I remember walking into houses as a kid and always seeing the same thing in the living room—a sailing boat in choppy ocean swells. Or maybe a calm pastoral landscape. A field, some trees, a couple of cows just standing there, staring into the distance like they had all the time in the world.
Nothing too loud. Nothing too strange. Nothing that made you feel too much.
I used to wonder—who picked these paintings? Did they actually mean anything to the people who owned them, or were they just there to fill space?
Because the truth is, art isn’t supposed to just sit there and blend in.
Somewhere along the way, we started believing that art has to be pretty, polished, or easy to digest. But that’s not why I create. My art isn’t about fitting in—it’s about getting something out.
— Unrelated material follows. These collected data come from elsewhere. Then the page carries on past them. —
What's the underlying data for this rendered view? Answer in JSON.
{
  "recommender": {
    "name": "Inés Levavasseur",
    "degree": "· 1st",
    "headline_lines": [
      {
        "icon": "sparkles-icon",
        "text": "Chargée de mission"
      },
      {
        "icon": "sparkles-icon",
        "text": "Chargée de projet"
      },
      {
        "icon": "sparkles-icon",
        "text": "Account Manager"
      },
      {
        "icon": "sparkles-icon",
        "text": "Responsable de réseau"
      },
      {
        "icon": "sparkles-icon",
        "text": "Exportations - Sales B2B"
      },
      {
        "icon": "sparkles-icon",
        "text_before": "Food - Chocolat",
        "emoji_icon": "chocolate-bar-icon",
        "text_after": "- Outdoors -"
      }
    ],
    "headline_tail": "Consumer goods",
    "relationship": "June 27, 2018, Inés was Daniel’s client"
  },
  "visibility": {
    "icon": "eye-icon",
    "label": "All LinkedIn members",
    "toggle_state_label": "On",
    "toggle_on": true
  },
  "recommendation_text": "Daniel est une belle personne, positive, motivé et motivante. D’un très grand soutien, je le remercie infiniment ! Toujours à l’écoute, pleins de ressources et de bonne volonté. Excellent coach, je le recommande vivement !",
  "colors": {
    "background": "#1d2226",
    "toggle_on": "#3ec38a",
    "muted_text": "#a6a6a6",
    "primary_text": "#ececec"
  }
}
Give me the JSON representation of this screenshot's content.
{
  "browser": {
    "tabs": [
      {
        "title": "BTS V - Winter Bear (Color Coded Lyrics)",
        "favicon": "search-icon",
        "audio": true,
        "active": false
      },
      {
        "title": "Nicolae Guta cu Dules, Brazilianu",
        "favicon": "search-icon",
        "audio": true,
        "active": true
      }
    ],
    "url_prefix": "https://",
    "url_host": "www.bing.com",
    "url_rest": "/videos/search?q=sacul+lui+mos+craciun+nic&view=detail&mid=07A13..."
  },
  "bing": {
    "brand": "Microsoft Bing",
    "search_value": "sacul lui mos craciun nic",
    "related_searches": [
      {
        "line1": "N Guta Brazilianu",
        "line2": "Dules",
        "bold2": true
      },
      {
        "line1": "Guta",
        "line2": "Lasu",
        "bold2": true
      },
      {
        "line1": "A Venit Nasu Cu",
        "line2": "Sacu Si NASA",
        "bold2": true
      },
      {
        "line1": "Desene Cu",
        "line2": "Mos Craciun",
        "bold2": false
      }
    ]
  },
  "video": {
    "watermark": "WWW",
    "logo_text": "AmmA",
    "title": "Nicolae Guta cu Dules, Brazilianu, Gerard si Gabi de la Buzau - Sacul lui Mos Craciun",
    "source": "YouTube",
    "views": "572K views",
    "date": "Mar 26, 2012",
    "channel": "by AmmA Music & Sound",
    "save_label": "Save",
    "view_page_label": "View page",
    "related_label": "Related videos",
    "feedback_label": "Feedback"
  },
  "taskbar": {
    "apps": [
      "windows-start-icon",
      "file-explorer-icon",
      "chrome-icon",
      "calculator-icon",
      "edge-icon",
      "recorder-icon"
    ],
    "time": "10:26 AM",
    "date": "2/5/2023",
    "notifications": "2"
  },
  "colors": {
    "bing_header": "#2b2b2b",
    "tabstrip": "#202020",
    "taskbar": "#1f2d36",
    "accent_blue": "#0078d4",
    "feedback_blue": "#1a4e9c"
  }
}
Some of my pieces are messy. Some are chaotic. Some come from places so deep inside me that even I don’t fully understand them until years later. And that’s exactly how it should be.
For me, art isn’t about making something people want to hang over their couch. It’s about letting something out—about turning pain, memories, or just raw emotion into something I can see, something I can touch.
That’s where Post-Traumatic Stress Expressionism (PTSE) comes in. It’s not about following trends, blending colors just right, or creating something that fits into a frame. It’s about expression, survival, release.
So if you’ve ever looked at a blank canvas (or a notebook, or whatever your creative space is) and thought, “I don’t know what I’m doing”—good. That means you’re on the right track.
Because art was never meant to be perfect. It was meant to be honest.